Las luces cálidas de los faroles desprendía una gran lucidez, sólo su sombra daba un mínimo reflejo de su desconsuelo.

En su mente había programado una especie de dirección que daba a sus sueños una cómoda ilusión. Quería llegar hacia el recóndito del parque, y ahí sujetar sus dorados cabellos con moderada brusquedad y después, tumbar su frágil cuerpo en el verde apagado del césped. Ahí la sujetaría y, aplastaría sus gustos en forma de un suave consuelo: ahí murmuraría lo mucho que le gustaba y deseaba. Estarían tan arrullados, que podría pasar el brazo derecho por su segundo codo —como Ochoa lo hizo—, y después, con suavidad, inclinaría su cabeza hacia la de ella, encontrando el rojo de sus labios. Estaba decidido ir al encuentro.

Todo eso lo programó en el primer instante que se levantó del banquito.

La calle estaba agitada y salían a desfilar murmullos exuberantes. Azucena apareció con un vestido blanco que daba a sus pies, estaba de perfil y bien peinada «una princesa» se dijo Chalo, mientras dibujaba con la mirada sus próximos movimientos.

Caminó rápido y llegó a estar frente suyo. De repente, de una violenta manera, apareció entre los rumores de la calle, el pecoso Manuel. Había llegado en su moto de ocho faros y su entrada había sido de gran espectáculo, tanto que hasta el padre de la iglesia que reposaba en la entrada, despidiendo a sus invitados, destempló sus dientes del asombro, abriendo su boca en forma de una entrada de cueva.

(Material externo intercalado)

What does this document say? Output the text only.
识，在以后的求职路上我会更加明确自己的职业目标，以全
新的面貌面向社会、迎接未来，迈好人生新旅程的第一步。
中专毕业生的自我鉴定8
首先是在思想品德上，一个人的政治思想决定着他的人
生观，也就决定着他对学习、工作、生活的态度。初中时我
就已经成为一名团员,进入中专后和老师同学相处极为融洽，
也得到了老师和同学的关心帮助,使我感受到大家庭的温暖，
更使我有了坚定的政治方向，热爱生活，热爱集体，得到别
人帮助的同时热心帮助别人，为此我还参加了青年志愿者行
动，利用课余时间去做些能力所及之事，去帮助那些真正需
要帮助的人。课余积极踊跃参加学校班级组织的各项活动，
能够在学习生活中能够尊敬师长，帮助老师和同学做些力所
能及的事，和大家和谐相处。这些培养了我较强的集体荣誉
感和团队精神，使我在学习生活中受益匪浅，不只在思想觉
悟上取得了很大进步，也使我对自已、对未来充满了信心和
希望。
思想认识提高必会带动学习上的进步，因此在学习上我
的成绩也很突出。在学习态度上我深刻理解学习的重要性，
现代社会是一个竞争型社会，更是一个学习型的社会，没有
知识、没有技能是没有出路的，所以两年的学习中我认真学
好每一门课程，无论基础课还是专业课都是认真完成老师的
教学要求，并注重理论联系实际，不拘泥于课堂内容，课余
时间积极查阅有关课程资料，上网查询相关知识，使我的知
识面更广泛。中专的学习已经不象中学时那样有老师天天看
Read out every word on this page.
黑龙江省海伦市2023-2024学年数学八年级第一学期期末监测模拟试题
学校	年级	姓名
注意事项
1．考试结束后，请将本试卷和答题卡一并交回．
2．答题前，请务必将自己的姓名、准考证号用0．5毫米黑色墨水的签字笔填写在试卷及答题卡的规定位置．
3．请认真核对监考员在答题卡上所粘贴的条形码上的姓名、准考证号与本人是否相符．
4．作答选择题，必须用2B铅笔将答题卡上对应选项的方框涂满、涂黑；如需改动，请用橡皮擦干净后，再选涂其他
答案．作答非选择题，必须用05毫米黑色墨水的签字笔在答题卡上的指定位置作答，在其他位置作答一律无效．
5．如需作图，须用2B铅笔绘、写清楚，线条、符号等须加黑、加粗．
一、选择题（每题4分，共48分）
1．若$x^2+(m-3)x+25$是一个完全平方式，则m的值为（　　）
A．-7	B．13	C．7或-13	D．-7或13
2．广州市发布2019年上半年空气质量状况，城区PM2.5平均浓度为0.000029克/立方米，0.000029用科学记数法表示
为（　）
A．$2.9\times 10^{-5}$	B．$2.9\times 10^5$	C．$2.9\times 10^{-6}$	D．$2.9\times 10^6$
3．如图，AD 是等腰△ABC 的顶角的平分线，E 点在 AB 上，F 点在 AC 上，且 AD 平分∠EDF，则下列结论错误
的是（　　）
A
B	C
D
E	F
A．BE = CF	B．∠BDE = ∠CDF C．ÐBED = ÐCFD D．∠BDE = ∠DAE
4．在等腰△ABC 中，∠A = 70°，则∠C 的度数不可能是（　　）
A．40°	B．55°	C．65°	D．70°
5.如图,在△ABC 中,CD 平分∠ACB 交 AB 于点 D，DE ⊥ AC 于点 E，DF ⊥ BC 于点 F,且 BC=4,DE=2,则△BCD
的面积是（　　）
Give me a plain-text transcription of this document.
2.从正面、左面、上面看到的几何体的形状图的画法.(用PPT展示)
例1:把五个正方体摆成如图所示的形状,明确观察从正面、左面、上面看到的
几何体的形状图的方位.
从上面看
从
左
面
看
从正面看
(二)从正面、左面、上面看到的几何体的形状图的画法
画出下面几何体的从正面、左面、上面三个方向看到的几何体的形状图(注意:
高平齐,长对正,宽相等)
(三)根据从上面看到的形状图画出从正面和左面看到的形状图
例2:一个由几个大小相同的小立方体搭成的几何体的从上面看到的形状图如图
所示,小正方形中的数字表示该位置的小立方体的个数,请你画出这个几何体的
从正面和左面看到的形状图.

El Chalo se miró su reflejó en la luna de un carro, mientras buscaba las palabras. Azucena le cortó en el primer instante que insinuó a decir algo, pues no tenía el tiempo de explicar con la retórica amabilidad que acostumbraba a rechazar. El petulante esperaba en su moto, con ojos altaneros y las manos impacientes. 

Azucena volteó a verlo y se dirigió hacia él, dejando al Chalo tan en luna como la primera vez que la vio. Ella se subió a la moto y la dulzura de su persona desapareció; el regazo dio forma sensual a su espalda en la posición en cuál marchaban, el bulto de su trasero salió a modelar como quién está orgulloso de tenerlos y, entonces, Azucena comenzaba a frotar la casaca de cuero del pecoso Manuel. En la segunda esquina voltearon y desaparecieron dejando al Chalo tan confundido y con una frase que habría de marcarlo toda su vida: «No me gustan los feos».